Liver, heart and some animal organs contain a lot of iron, supporting the production of red blood cells, thereby preventing anemia. This is also a food group rich in vitamin A in the form of retinol and cholesterol. Pregnant mothers should only eat it about 2 times per week, 100g per meal. Prioritize choosing organ sources that ensure food safety and hygiene, and carefully process them before use to protect the health of the digestive system.

Dark green leafy vegetables

Amaranth, spinach, spinach or broccoli are rich in iron, folic acid and vitamin C. When combined together, they promote the body’s iron absorption efficiency, thereby reducing anemia. Fiber from vegetables supports good digestion, reduces symptoms of bloating, constipation, body heat… during pregnancy. To preserve all the nutrients, you should prioritize boiling or stir-frying quickly.

Fruit

Prunes, raisins, dates or figs provide natural iron, which can prevent anemia. Adding fruits rich in vitamin C such as oranges, tangerines, guava, mango, kiwi, strawberries… helps the body absorb and store iron effectively, thereby creating a favorable environment for red blood cells to transport nutrients throughout the body.
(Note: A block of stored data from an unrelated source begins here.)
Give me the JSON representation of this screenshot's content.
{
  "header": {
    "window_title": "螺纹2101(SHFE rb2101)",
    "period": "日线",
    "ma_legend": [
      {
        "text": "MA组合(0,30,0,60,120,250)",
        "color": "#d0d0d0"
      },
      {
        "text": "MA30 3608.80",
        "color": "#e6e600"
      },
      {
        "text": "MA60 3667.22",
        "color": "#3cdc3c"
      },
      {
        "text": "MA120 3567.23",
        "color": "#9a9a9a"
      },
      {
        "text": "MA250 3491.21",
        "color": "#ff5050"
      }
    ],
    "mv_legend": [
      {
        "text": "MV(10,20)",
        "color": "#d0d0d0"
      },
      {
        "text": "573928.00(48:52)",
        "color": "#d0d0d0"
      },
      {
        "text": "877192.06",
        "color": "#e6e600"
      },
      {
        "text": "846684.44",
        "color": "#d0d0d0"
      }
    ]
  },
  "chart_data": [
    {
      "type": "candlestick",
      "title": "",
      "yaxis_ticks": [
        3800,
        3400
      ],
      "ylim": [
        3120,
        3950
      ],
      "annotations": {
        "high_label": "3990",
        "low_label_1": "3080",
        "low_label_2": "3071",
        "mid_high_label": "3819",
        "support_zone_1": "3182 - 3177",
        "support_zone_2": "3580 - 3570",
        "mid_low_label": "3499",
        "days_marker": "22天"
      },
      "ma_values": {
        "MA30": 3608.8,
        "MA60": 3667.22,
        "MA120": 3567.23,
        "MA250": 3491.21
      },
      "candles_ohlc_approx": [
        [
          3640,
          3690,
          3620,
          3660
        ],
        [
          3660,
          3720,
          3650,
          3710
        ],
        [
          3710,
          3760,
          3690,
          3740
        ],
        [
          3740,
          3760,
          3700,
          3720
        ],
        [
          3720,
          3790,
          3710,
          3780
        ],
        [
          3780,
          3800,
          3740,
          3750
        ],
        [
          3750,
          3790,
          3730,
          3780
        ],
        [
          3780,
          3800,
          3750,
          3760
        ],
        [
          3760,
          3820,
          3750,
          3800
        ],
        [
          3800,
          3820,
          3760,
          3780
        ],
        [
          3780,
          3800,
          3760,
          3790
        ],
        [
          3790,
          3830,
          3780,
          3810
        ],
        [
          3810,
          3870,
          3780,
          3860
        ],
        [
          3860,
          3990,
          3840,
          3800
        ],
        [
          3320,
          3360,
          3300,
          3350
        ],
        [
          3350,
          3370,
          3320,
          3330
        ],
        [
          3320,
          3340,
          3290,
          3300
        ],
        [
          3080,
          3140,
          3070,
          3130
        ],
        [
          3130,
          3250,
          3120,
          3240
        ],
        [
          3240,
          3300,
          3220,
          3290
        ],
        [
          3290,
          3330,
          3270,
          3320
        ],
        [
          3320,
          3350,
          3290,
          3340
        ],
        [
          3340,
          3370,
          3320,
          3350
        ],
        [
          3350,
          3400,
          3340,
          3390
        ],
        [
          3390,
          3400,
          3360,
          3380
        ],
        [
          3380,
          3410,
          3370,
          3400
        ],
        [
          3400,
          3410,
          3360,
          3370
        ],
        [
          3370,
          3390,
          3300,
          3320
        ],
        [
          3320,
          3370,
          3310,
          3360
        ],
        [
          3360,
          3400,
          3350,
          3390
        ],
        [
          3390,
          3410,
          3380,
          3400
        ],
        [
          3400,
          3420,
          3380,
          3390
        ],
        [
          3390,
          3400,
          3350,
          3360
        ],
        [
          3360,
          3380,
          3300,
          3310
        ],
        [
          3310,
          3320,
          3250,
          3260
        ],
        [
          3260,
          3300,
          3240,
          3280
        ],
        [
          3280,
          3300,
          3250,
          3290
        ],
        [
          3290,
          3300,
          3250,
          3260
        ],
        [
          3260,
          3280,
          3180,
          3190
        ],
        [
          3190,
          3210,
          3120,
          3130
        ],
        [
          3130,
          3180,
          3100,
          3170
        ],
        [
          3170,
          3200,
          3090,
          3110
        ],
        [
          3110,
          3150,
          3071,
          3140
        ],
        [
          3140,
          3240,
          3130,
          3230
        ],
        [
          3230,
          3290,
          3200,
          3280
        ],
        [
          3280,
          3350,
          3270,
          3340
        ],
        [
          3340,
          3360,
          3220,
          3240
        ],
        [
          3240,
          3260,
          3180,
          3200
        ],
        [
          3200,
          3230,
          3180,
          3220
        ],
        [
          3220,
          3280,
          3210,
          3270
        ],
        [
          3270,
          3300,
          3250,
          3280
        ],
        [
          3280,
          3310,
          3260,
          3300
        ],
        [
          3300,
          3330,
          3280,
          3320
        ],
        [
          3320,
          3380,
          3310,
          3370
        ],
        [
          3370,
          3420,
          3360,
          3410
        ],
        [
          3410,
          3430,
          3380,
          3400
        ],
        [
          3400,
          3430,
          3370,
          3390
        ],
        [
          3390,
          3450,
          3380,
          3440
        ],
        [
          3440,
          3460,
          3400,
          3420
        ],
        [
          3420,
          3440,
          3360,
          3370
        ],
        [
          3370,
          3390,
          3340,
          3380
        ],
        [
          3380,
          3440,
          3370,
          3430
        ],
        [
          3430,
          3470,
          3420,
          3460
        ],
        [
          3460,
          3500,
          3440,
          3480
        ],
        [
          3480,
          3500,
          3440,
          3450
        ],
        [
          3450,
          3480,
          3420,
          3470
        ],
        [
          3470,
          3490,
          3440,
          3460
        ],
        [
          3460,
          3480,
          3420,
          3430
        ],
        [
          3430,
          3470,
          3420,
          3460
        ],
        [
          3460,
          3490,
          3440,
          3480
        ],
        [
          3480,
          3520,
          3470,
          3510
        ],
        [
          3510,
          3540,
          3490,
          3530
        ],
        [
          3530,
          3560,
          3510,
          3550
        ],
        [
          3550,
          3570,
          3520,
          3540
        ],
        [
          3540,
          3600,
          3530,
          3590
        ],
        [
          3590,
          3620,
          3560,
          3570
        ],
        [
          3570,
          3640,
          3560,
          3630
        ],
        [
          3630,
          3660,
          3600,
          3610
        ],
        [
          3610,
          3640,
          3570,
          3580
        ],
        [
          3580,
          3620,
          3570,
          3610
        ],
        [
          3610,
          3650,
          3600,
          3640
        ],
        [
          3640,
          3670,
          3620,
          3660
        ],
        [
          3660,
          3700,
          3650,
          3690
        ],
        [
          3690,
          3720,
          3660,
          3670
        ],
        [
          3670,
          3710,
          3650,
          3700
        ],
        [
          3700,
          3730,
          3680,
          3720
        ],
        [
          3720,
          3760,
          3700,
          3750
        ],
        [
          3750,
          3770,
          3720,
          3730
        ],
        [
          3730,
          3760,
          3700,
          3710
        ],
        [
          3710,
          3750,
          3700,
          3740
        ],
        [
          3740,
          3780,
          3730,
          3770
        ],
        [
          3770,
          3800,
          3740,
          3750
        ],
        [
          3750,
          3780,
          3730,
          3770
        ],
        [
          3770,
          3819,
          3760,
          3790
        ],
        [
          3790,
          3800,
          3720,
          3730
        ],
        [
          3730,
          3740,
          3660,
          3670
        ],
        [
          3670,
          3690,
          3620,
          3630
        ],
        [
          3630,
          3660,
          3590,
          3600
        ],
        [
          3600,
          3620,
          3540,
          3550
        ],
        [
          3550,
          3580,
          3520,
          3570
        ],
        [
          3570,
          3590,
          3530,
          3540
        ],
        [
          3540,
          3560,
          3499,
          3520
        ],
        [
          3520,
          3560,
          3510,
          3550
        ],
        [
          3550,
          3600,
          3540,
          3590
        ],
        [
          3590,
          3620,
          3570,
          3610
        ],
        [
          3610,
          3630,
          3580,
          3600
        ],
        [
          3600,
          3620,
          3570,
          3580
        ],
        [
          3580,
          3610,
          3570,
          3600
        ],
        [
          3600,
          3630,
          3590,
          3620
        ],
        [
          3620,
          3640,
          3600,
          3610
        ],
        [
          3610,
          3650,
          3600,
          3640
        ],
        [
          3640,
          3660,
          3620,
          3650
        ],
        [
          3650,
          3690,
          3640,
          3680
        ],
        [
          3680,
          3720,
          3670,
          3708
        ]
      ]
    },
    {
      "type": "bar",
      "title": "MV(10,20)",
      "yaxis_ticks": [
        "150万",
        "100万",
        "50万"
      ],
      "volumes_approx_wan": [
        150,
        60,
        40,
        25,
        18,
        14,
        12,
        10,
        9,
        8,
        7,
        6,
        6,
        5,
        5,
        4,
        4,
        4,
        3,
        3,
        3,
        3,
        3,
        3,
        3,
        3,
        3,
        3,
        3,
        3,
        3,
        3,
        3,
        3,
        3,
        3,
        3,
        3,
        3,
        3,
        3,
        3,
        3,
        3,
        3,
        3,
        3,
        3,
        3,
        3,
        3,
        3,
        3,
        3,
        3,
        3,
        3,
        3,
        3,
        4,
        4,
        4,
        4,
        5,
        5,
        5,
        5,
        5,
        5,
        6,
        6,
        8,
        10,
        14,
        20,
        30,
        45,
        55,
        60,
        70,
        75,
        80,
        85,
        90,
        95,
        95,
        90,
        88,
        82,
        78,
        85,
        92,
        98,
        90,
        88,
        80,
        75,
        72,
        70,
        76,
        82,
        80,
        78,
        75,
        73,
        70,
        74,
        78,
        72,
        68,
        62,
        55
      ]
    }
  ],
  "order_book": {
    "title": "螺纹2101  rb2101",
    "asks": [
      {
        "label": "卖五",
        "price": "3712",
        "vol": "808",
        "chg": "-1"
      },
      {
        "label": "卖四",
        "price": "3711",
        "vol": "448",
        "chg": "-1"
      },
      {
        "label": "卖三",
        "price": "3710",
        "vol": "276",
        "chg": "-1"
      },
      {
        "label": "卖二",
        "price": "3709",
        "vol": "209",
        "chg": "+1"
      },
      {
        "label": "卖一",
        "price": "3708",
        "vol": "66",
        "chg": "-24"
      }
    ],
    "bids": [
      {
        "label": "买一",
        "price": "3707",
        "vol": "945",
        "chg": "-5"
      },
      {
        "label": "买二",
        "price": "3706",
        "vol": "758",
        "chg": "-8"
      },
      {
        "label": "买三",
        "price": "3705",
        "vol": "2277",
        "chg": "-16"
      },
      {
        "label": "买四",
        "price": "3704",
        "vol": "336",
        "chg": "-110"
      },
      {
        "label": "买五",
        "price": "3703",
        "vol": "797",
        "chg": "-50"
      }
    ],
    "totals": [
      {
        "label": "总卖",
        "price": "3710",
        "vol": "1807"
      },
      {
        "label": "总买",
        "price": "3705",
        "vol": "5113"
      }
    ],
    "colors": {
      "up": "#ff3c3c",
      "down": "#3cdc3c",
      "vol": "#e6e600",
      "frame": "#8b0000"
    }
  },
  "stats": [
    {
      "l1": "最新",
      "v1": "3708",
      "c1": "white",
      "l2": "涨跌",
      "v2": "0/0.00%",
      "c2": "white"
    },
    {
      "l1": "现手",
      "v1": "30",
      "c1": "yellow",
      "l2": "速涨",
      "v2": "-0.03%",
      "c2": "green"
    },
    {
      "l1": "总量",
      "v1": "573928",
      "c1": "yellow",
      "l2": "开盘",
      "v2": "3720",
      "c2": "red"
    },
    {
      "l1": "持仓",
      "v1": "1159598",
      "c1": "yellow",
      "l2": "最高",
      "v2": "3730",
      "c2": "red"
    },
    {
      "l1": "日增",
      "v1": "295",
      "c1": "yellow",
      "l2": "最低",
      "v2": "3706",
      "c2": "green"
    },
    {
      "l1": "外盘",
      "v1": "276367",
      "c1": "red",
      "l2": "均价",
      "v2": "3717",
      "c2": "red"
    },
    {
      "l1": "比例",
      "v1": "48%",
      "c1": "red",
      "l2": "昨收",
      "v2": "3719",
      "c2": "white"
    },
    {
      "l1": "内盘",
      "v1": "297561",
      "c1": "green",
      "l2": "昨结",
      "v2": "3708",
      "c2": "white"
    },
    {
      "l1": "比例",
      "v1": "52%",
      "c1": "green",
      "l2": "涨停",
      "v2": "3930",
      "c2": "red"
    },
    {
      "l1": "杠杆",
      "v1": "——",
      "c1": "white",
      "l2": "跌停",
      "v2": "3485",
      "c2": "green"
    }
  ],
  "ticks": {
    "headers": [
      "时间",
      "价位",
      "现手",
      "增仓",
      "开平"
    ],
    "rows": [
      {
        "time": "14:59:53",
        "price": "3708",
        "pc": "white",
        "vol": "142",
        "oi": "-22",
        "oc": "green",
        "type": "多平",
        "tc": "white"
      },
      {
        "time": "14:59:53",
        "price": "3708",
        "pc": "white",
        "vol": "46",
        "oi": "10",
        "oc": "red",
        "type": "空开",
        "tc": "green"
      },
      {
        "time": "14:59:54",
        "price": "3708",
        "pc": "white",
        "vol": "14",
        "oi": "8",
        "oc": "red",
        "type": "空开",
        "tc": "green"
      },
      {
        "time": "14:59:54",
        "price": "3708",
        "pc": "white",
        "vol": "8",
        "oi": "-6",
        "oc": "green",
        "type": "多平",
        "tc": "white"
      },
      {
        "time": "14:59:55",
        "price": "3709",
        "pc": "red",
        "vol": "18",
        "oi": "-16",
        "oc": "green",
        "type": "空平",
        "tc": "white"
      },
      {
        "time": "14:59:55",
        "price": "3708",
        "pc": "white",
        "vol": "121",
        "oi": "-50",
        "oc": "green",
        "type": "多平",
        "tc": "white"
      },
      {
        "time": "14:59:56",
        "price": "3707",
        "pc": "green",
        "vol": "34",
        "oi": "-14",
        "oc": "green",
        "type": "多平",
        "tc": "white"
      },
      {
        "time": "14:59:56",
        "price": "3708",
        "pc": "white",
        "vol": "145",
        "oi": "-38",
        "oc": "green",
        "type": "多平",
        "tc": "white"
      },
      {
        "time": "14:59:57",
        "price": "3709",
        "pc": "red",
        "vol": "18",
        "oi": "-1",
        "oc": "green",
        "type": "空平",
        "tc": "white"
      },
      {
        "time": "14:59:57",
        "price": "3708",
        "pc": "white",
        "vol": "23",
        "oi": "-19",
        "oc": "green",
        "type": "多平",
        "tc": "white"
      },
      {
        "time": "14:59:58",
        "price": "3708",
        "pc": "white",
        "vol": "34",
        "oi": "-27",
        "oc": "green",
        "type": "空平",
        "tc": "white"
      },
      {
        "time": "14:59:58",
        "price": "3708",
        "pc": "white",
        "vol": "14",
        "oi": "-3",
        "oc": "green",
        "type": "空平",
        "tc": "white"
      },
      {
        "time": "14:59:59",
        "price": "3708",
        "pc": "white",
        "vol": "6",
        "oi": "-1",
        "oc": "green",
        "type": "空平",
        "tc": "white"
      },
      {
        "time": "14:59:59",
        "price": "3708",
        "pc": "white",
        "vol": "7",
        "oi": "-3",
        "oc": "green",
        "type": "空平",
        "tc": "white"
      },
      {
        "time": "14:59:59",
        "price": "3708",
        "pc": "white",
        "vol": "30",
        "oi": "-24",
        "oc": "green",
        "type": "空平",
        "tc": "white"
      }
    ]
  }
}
Pregnant mothers need to have regular prenatal checkups and follow the doctor’s instructions on using iron tablets or necessary nutrients during pregnancy. In case there is a risk of anemia or micronutrient deficiency is suspected, the doctor may prescribe additional hematology and micronutrient tests to evaluate nutritional status, from which to develop a suitable diet.